Bu açıdan bakıldığında artık Türkiye’nin balkanlardaki çıkarları sadece 500 yıllık tarih, bu bölgede yaşayan Müslüman-Türk halklar, milli sınırlarımız ve de stratejik çıkarlarımızla sınırlı değildir. Türkiye’nin iktisadi, siyasi, kültürel ve askeri alandaki lider devlet olma iddiasıyla da çok ilgilidir. Bu yüzden Türkiye’nin bu bölgede aktif olması, bölgede ve hata tüm Avrupa ile birlikte dünya da barış ve istikrarın korunması için girişimlerde bulunması, ulusal politikamızın önemli bir parçasıdır ve öyle olmaya da devam etmelidir. Türkiye bir yandan bölge ülkelerinin bağımsızlık, egemenlik ve toprak bütünlüğüne saygı duymakta, diğer yandan da Balkan ülkeleriyle ikili ilişkilerini geliştirmeye çalışmaktadır. Bu amaca katkı verecek birinci derecedeki güç, hiç kuşkusuz ülkemizdeki balkan varlığıdır. Türkiye sadece Trakya’da toprakları olduğu için bir balkan ülkesi değildir. Türkiye, balkanlara olan tesiri ve nüfuzu ve kendi ana vatanındaki balkan unsurlarıyla da bir balkan ve dolayısı ile başını Fransa ve Almanya’nın çektiği “Türkiye Avrupalı değildir” tezinin tersine Avrupalıdır. Eğer Fransa ve Almanya’nın iddia ettiği kesin bir doğru olsaydı, Türklük ve onun tesirleri Edirne’de kalır ve bu kimliğe ve bu kimliğin yakın akrabaları olan Arnavut, Boşnak, Kosovalı ve daha nice balkan kimliklerine Türkiye ve Türklerin hiçbir nüfuz ve yakınlığı olmazdı. Balkanlara ilgi duyan ve bölge ile gerek ekonomik, gerekse askeri veya stratejik alanda işbirliği arayan üçüncü ülkelerin tersine, Türkiye balkanlarla yakınlık kurma hususunda büyük bir sorun yaşamayacaktır.

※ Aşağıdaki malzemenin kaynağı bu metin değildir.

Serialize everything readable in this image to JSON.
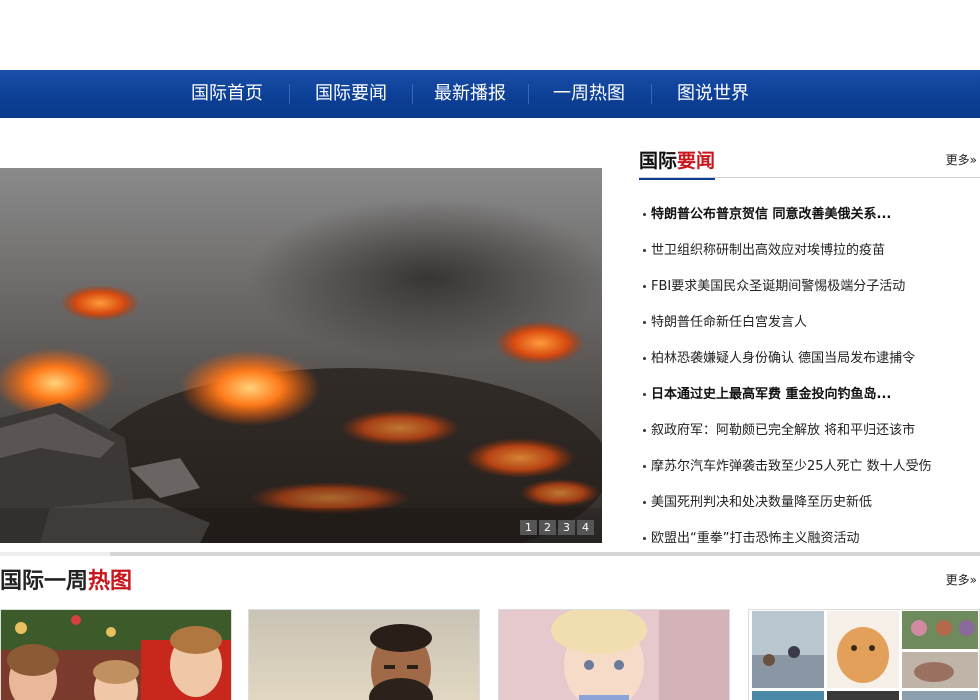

Çünkü Türkiye’nin bölgeyle olan yakınlığı sebeplerin ve suretlerin ötesinde zatidir. Bu zati yakınlık sayesinde Türkiye, asaleten bir balkan ülkesidir. Öyle ki ülkemiz balkanlarda her bir halkla neredeyse ayni yakınlık sahibidir. Bunun en büyük delili Türkiye’nin yakın zamanda Bosna-Hersek ve Sırbistan arasında sağladığı ve git gide ortak bir yapı kazanan işbirliği sürecidir. Hatta buna şaşıran A.B bakanına Sırp dışişleri bakanın verdiği “bunu anlayabilmeniz için bizimle 500 yıl beraber yaşamanız gerekir” cevabı dahi oldukça manidardır. Sırp bakanın verdiği ve tüm kalbimle katıldığım bu cevaba karşı, Anadolu’da yaşayan balkan varlığının 500 yıldır yaşanan bu birlikteliğe bugün kayıtsız kalabileceğini düşünmek eşyanın tabiatına aykırı olsa gerektir.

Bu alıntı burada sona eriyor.